The fact that we can luxuriate in daylight for exactly 20 minutes each day gives a wonderful excuse to peruse the cultural offerings currently available ie. watch TV or read a book, unless you are too exhausted for either, which everybody is. (Pandemic or not, the world must be ready by the 24th December, and no, we will never learn.)
I had paid attention to the extensive media brouhaha around The Queen’s Gambit (on Netflix) but was convinced it’s nothing for me as I have no understanding and/or interest in chess. Then, no explanation needed, I started watching it and binged it almost in one go. It is dramatic but upbeat, beautiful yet somehow realistic, and overall perfect pandemic entertainment.

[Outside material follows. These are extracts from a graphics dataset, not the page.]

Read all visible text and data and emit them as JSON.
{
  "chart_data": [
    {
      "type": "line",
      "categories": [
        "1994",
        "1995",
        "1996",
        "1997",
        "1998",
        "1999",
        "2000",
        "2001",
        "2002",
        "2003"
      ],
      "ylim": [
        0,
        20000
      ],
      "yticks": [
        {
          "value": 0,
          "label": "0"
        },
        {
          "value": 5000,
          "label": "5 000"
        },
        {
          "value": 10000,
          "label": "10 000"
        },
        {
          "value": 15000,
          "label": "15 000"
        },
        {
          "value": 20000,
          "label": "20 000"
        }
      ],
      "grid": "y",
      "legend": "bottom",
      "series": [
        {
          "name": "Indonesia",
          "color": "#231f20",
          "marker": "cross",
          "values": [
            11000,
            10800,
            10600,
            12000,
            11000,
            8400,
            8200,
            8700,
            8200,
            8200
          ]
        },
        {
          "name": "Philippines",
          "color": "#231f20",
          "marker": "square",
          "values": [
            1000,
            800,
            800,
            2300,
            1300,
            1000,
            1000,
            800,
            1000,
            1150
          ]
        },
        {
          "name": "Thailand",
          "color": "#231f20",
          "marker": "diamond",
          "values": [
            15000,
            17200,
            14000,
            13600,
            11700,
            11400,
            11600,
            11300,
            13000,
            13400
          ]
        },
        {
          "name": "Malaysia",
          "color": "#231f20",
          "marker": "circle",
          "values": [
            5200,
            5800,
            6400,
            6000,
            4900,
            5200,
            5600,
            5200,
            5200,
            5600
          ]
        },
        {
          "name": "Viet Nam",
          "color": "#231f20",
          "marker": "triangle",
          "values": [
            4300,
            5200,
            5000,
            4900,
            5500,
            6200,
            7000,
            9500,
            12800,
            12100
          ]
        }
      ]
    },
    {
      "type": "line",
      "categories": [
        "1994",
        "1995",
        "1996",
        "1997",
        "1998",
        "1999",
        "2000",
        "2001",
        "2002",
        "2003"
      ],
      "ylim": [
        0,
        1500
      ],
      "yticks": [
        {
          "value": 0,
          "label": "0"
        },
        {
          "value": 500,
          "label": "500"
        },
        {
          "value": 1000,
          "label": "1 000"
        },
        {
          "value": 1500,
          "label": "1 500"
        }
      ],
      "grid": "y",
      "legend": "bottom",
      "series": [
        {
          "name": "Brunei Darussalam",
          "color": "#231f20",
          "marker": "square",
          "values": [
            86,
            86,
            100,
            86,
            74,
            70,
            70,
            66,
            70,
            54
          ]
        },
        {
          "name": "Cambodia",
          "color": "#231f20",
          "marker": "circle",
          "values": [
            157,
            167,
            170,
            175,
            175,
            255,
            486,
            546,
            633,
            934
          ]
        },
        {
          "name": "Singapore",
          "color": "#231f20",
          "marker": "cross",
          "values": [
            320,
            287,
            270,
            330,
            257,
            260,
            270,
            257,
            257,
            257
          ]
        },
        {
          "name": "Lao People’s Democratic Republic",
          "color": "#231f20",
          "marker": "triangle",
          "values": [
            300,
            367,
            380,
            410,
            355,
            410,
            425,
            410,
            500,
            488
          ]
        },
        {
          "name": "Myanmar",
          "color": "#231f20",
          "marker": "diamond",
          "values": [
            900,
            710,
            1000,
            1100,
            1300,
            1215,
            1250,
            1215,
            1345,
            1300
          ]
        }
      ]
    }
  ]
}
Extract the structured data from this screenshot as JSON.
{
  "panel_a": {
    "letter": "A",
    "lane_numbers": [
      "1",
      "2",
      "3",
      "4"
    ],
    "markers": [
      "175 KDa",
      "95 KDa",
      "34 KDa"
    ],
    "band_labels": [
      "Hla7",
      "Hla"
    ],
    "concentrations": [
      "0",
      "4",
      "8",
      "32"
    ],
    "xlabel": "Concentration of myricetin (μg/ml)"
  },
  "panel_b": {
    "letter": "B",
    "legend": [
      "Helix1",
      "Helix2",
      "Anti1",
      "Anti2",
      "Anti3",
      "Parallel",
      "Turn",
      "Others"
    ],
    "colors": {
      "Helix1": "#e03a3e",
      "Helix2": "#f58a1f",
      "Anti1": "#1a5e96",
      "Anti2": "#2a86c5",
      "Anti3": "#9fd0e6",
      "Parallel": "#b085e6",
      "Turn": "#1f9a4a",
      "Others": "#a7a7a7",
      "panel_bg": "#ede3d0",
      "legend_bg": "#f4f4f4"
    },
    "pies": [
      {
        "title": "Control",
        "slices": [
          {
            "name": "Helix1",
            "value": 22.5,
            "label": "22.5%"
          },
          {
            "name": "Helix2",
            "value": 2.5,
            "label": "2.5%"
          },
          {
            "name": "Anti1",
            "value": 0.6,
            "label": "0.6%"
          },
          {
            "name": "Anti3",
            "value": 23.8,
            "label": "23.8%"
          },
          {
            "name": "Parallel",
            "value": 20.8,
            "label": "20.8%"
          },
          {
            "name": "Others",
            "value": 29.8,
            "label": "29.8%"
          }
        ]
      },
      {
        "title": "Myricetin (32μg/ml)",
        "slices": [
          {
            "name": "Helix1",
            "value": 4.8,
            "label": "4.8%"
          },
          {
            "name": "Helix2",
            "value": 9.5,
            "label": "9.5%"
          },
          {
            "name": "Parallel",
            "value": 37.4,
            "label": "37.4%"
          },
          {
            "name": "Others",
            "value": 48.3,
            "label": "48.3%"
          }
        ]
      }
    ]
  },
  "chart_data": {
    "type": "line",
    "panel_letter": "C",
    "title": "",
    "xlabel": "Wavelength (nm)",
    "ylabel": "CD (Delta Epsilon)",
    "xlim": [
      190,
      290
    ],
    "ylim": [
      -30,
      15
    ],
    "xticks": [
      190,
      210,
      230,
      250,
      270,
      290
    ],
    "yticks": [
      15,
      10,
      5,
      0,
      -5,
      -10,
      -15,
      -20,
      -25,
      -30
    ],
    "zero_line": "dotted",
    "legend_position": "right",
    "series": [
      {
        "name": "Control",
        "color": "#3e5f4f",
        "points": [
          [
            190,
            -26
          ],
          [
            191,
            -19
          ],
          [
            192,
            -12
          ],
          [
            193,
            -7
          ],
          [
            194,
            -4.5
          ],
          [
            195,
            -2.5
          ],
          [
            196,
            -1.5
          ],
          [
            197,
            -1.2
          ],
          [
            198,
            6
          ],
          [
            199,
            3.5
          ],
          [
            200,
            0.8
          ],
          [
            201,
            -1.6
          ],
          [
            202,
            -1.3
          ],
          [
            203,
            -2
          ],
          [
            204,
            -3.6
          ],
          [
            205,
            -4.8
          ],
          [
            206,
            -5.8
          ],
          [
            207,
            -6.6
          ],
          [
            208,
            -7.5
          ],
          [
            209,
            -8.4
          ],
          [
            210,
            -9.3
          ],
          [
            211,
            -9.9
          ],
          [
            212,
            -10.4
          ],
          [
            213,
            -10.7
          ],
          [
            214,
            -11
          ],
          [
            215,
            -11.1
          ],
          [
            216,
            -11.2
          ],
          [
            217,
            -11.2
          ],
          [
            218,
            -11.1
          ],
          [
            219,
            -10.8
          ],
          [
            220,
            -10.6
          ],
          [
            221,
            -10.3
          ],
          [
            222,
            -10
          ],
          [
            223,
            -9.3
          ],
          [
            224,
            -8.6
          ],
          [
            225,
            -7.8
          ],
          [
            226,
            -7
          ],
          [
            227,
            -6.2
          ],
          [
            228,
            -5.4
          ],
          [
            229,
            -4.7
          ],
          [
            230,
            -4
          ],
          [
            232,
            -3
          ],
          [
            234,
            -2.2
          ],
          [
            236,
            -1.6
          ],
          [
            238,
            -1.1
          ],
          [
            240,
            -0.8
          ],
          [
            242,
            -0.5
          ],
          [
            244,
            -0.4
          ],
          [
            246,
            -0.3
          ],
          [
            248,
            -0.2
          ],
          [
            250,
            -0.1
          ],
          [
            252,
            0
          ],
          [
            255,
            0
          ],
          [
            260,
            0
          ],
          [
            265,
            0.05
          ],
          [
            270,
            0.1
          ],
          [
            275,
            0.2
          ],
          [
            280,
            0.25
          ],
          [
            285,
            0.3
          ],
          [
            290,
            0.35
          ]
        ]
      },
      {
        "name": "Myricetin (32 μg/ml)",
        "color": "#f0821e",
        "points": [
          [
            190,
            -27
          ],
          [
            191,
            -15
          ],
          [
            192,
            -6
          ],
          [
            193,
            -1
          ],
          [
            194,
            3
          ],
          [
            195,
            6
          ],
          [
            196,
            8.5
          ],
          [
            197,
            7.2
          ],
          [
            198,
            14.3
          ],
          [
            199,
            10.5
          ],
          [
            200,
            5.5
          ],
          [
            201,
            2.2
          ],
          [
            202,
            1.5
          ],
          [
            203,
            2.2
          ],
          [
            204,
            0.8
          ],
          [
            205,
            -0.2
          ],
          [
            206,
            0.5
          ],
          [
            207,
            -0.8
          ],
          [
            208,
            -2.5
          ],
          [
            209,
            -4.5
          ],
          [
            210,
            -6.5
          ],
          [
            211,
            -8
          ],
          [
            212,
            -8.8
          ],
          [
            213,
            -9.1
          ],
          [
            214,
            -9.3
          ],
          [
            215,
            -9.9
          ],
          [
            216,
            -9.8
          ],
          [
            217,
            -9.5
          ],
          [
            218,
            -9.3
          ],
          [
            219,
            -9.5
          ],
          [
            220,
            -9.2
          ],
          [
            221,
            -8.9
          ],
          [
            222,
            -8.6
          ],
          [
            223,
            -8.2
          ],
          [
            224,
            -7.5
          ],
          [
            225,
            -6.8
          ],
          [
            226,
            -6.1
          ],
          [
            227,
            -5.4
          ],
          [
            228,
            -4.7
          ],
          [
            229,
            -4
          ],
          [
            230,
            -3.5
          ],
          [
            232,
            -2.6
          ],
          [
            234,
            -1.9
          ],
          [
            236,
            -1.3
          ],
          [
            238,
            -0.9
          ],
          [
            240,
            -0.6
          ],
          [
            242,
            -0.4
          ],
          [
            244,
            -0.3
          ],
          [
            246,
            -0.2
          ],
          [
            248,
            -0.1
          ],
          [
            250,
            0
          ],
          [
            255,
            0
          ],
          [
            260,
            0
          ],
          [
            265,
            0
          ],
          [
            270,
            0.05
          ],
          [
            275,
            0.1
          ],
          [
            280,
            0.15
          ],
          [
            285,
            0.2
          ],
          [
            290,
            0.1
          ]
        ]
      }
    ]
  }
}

No prior knowledge of chess is required to appreciate the miniseries, but I fully see why the sales of chess-kits have shot up exponentially following The Queen’s Gambit’s success. (Also because chess is a perfect lockdown activity.)
Shuggie Bain still hasn’t quite left me, and I’ve found many novels since a bit meh. So it’s been mainly non-fiction, which is not terribly exciting given the season, but we make do. Jia Tolentino’s Trick Mirror is a great collection of essays about all sorts of societal issues, seen from the point of view of an extremely intelligent millennial. The essays form a kind of a coming of age narrative with ubiquitous elements of reality TV and the social media. I liked Tolentino’s critical thinking and self-reflection.
Another interesting, new book is We Keep the Dead Close by American journalist and writer Becky Cooper. While at Harvard, she discovers a decades-old, never solved murder mystery at the university, and herself embarks on an obsessive decade long quest to solve who killed Jane Britton. The book is basically high-octane investigative reporting and true crime mixed together, complete with photographs and other material used as evidence in the actual investigation in the 60s.
I truly loved the book, as it includes Cooper’s own biographical reflections as well. We Keep the Dead Close is also a study about violence, the stories we tell and pass on, and the role a deeply-rooted misogyny plays in the narrations. Ever the sucker for campus novels, this was a true gem. Much recommended.
Then, obviously, there’s A Promised Land by Obama. Everybody is going to read it anyway, so there’s not much point in singing its praise. Handily, many newspapers and magazines were allowed to publish passages ahead of publication, so a sly reader like myself had already almost read the most important bits before the memoir became available.
It is of course very good and beautifully written, and an absolute must-read for any politics-junkie. It manages to be a good combination of personal and presidential, and its decency was heart-warming throughout. The Obamas are nothing short of rockstars these days. While many political analysts and fellow politicians do not give full endorsement to Obama’s presidency from the policy point of view, few can contest that the family scores full points in how they handled being the First Family. So, do spend your Christmas with this one, which I’m sure you were planning on doing anyway.
This year has not been too bad for new books as the pandemic barely affected most publishing schedules, so luckily there has been a lot to choose from. I’ve realised the calming effect reading has on me, even though at times my attention span has been absolutely pathetic. I suspect this to have been the case with many of us, given the constant stream of worrying and mainly negative news and overall turmoil.
In normal circumstances this would be the time I start re-reading my holiday favourites, from Shelley’s Frankestein to Tartt’s Secret History, which I have the habit of revisiting every Christmas. This year has been different, so my holiday reading list will look a bit different, too (with the exception of Secret History – a decades long tradition I dare not break).
I shall return with holiday reads and other necessary distractions in the coming days.